American omposer Peter Van Zandt Lane’s work Hivemind (2014), a direct SCM Wind Symphony commission, is one of the many highlights here. A somewhat sparse sonic event between full climaxes and a slick piece of wind orchestration, it packs an almighty punch for the listener whilst never sacrificing its unique individuality or open transparency.
Legend Andre Previn responded to a co-commission which included SCM Wind Symphony in 2014 with the work Music for Wind Orchestra (No Strings Attached). This is a significant work of some length in the traditional three movement structure of a full orchestral symphony. It affirms the ease with which a wind band, and here the SCM Wind Symphony’s interpretative talent, can conquer the development of musical material towards decent climaxes and characterise gesture as does a band with strings ‘attached’.

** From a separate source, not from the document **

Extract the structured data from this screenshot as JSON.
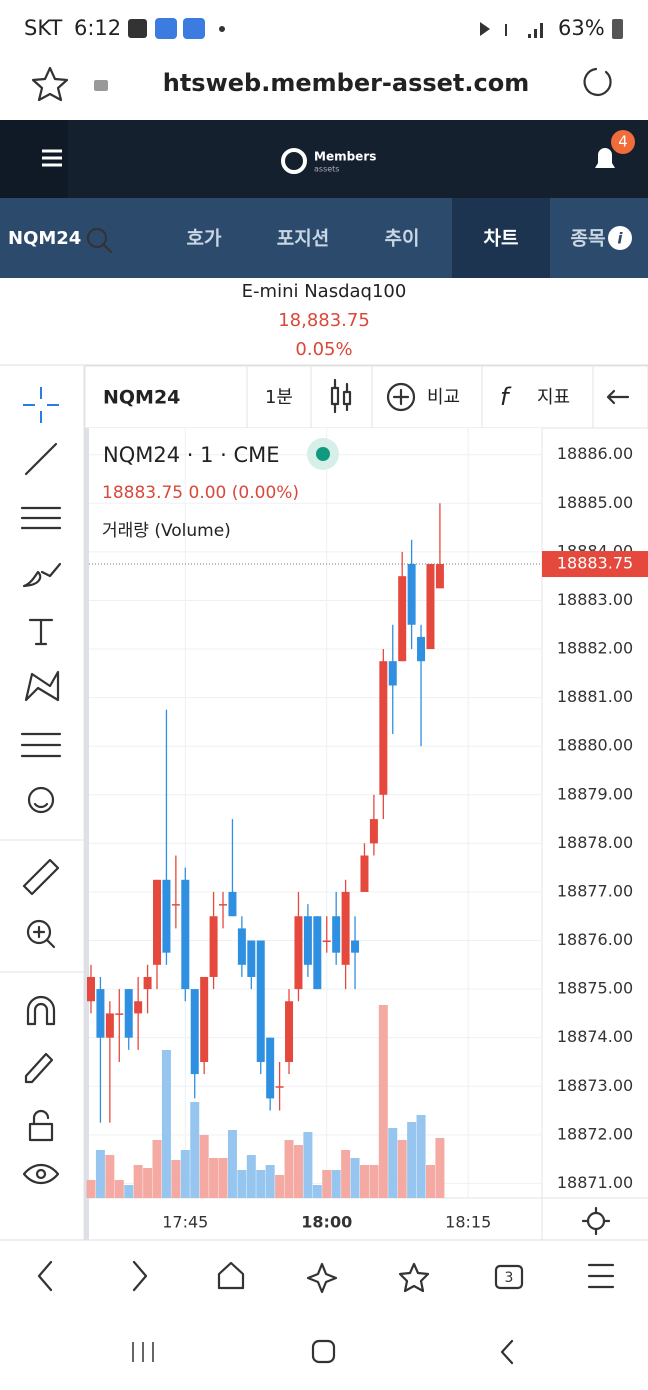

A real favourite track of the CD above many other favourites must be the final one. Matthew Hindson and Paul Mac produced Requiem for a city: for symphonic wind band
Following a commission for the centenary of the Sydney Conservatorium of Music. Unfortunately only the delicate and beautifully atmospheric first movement is included on this CD.
This is a beautifully sculptured movement. The almost minimalist reiterations flow in this performance with controlled and smooth unity of attack. The succinct sonic concept demanded with obvious sincerity in this movement breathtakingly concludes this important recording for the wind band genre and key composers of such music in Australia and overseas.
Celebrare is a disc promoting the Sydney Conservatorium of Music’s wind band programme, offering many shades of thrilling symphonic wind performance and proves the wind band movement with much new music is alive in our country and abroad.